Josep Batalla Parramón

1873-1936

Josep vit le jour le 15 janvier 1873 à Abella de la Conca (Lleida, Espagne).

Il entra dans la Société des Salésiens, y fit le noviciat, la profession en 1893 et fut ordonné prêtre en 1900.

Après plusieurs postes, il fut nommé en 1909 confesseur et infirmier à la maison de Sarriá (Barcelone).

Il s’y distingua tellement qu’on le surnomma saint Jean de Dieu (pour saint João Cidade de Dieu, v. 8 mars). Il resta à cette place pendant vingt-sept ans.

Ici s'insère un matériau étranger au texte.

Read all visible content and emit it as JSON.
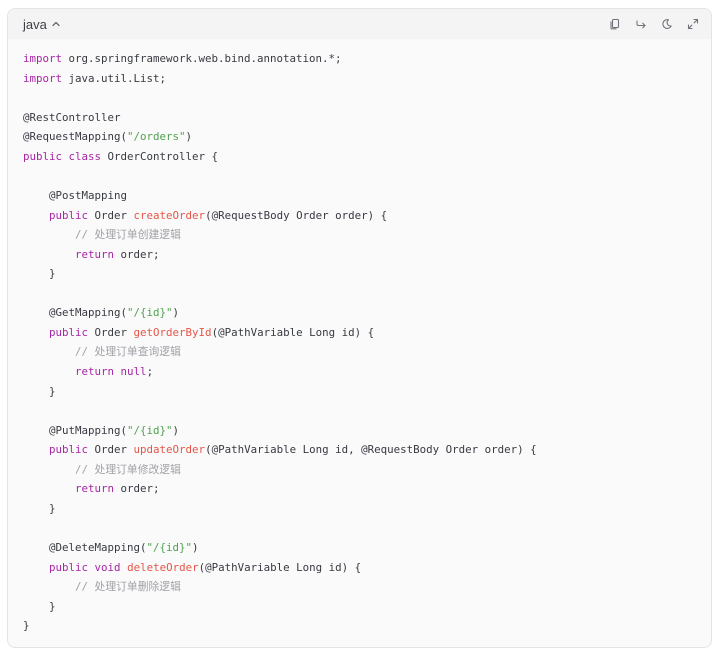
{
  "header": {
    "language_label": "java",
    "copy_icon": "copy-icon",
    "wrap_icon": "wrap-icon",
    "theme_icon": "theme-icon",
    "expand_icon": "expand-icon"
  },
  "colors": {
    "keyword": "#a626a4",
    "function": "#e45649",
    "string": "#50a14f",
    "comment": "#a0a1a7",
    "text": "#383a42"
  },
  "code": {
    "lines": [
      [
        {
          "t": "import",
          "c": "kw"
        },
        {
          "t": " org.springframework.web.bind.annotation.*;"
        }
      ],
      [
        {
          "t": "import",
          "c": "kw"
        },
        {
          "t": " java.util.List;"
        }
      ],
      [],
      [
        {
          "t": "@RestController"
        }
      ],
      [
        {
          "t": "@RequestMapping("
        },
        {
          "t": "\"/orders\"",
          "c": "str"
        },
        {
          "t": ")"
        }
      ],
      [
        {
          "t": "public",
          "c": "kw"
        },
        {
          "t": " "
        },
        {
          "t": "class",
          "c": "kw"
        },
        {
          "t": " OrderController {"
        }
      ],
      [],
      [
        {
          "t": "    @PostMapping"
        }
      ],
      [
        {
          "t": "    "
        },
        {
          "t": "public",
          "c": "kw"
        },
        {
          "t": " Order "
        },
        {
          "t": "createOrder",
          "c": "fn"
        },
        {
          "t": "(@RequestBody Order order) {"
        }
      ],
      [
        {
          "t": "        "
        },
        {
          "t": "// 处理订单创建逻辑",
          "c": "cm"
        }
      ],
      [
        {
          "t": "        "
        },
        {
          "t": "return",
          "c": "kw"
        },
        {
          "t": " order;"
        }
      ],
      [
        {
          "t": "    }"
        }
      ],
      [],
      [
        {
          "t": "    @GetMapping("
        },
        {
          "t": "\"/{id}\"",
          "c": "str"
        },
        {
          "t": ")"
        }
      ],
      [
        {
          "t": "    "
        },
        {
          "t": "public",
          "c": "kw"
        },
        {
          "t": " Order "
        },
        {
          "t": "getOrderById",
          "c": "fn"
        },
        {
          "t": "(@PathVariable Long id) {"
        }
      ],
      [
        {
          "t": "        "
        },
        {
          "t": "// 处理订单查询逻辑",
          "c": "cm"
        }
      ],
      [
        {
          "t": "        "
        },
        {
          "t": "return",
          "c": "kw"
        },
        {
          "t": " "
        },
        {
          "t": "null",
          "c": "kw"
        },
        {
          "t": ";"
        }
      ],
      [
        {
          "t": "    }"
        }
      ],
      [],
      [
        {
          "t": "    @PutMapping("
        },
        {
          "t": "\"/{id}\"",
          "c": "str"
        },
        {
          "t": ")"
        }
      ],
      [
        {
          "t": "    "
        },
        {
          "t": "public",
          "c": "kw"
        },
        {
          "t": " Order "
        },
        {
          "t": "updateOrder",
          "c": "fn"
        },
        {
          "t": "(@PathVariable Long id, @RequestBody Order order) {"
        }
      ],
      [
        {
          "t": "        "
        },
        {
          "t": "// 处理订单修改逻辑",
          "c": "cm"
        }
      ],
      [
        {
          "t": "        "
        },
        {
          "t": "return",
          "c": "kw"
        },
        {
          "t": " order;"
        }
      ],
      [
        {
          "t": "    }"
        }
      ],
      [],
      [
        {
          "t": "    @DeleteMapping("
        },
        {
          "t": "\"/{id}\"",
          "c": "str"
        },
        {
          "t": ")"
        }
      ],
      [
        {
          "t": "    "
        },
        {
          "t": "public",
          "c": "kw"
        },
        {
          "t": " "
        },
        {
          "t": "void",
          "c": "kw"
        },
        {
          "t": " "
        },
        {
          "t": "deleteOrder",
          "c": "fn"
        },
        {
          "t": "(@PathVariable Long id) {"
        }
      ],
      [
        {
          "t": "        "
        },
        {
          "t": "// 处理订单删除逻辑",
          "c": "cm"
        }
      ],
      [
        {
          "t": "    }"
        }
      ],
      [
        {
          "t": "}"
        }
      ]
    ]
  }
}
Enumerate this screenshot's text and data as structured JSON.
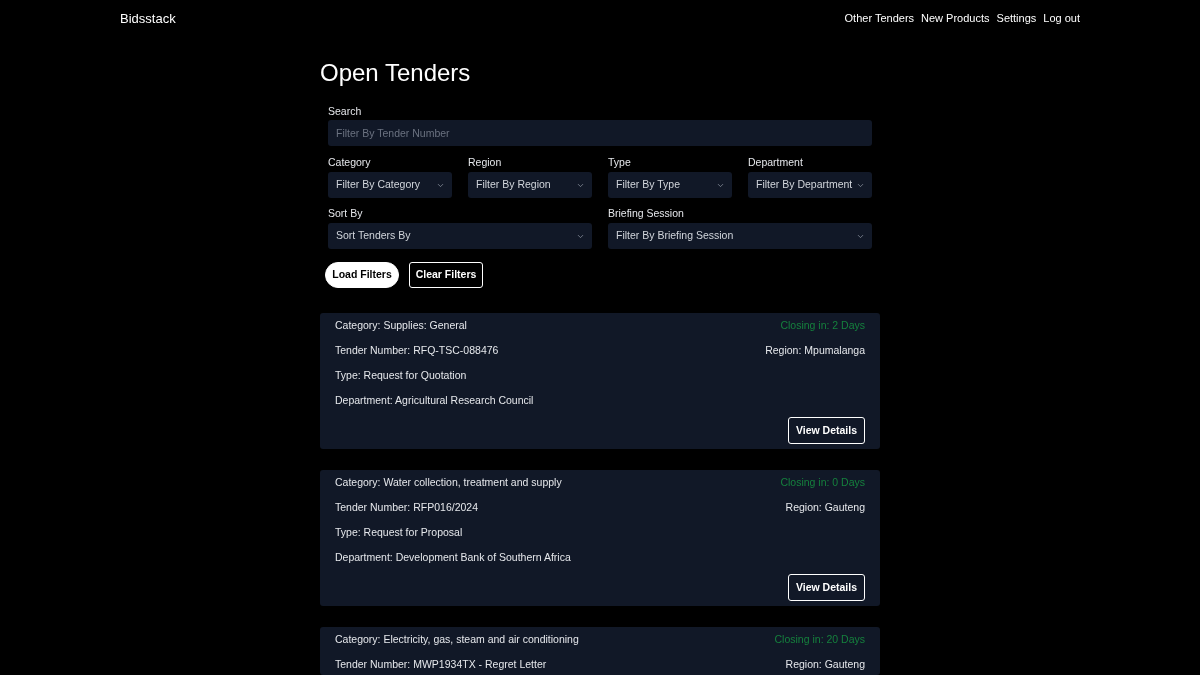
{
  "nav": {
    "brand": "Bidsstack",
    "links": [
      "Other Tenders",
      "New Products",
      "Settings",
      "Log out"
    ]
  },
  "page_title": "Open Tenders",
  "search": {
    "label": "Search",
    "placeholder": "Filter By Tender Number"
  },
  "filters_row_1": [
    {
      "label": "Category",
      "placeholder": "Filter By Category"
    },
    {
      "label": "Region",
      "placeholder": "Filter By Region"
    },
    {
      "label": "Type",
      "placeholder": "Filter By Type"
    },
    {
      "label": "Department",
      "placeholder": "Filter By Department"
    }
  ],
  "filters_row_2": [
    {
      "label": "Sort By",
      "placeholder": "Sort Tenders By"
    },
    {
      "label": "Briefing Session",
      "placeholder": "Filter By Briefing Session"
    }
  ],
  "buttons": [
    {
      "label": "Load Filters",
      "kind": "primary"
    },
    {
      "label": "Clear Filters",
      "kind": "outline"
    }
  ],
  "tenders": [
    {
      "category": "Category: Supplies: General",
      "closing": "Closing in: 2 Days",
      "tender_number": "Tender Number: RFQ-TSC-088476",
      "region": "Region: Mpumalanga",
      "type": "Type: Request for Quotation",
      "department": "Department: Agricultural Research Council",
      "button": "View Details"
    },
    {
      "category": "Category: Water collection, treatment and supply",
      "closing": "Closing in: 0 Days",
      "tender_number": "Tender Number: RFP016/2024",
      "region": "Region: Gauteng",
      "type": "Type: Request for Proposal",
      "department": "Department: Development Bank of Southern Africa",
      "button": "View Details"
    },
    {
      "category": "Category: Electricity, gas, steam and air conditioning",
      "closing": "Closing in: 20 Days",
      "tender_number": "Tender Number: MWP1934TX - Regret Letter",
      "region": "Region: Gauteng"
    }
  ]
}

Le 21 juillet, les Religieux furent expulsés. Le directeur remit à chacun cinq pesetas, ne pouvant que leur dire de se réfugier où ils pouvaient. Don Josep ainsi que le Frère Josep Rabasa proposèrent de rester dans la maison pour s’occuper des blessés de guerre, puisque la maison était transformée en hôpital.

Le 31, on les mit à la rue. Ils se réfugièrent chez une pieuse femme où ils passèrent quelques jours dans le recueillement. Ils avaient juste à retirer leur passeport pour rejoindre l’Italie.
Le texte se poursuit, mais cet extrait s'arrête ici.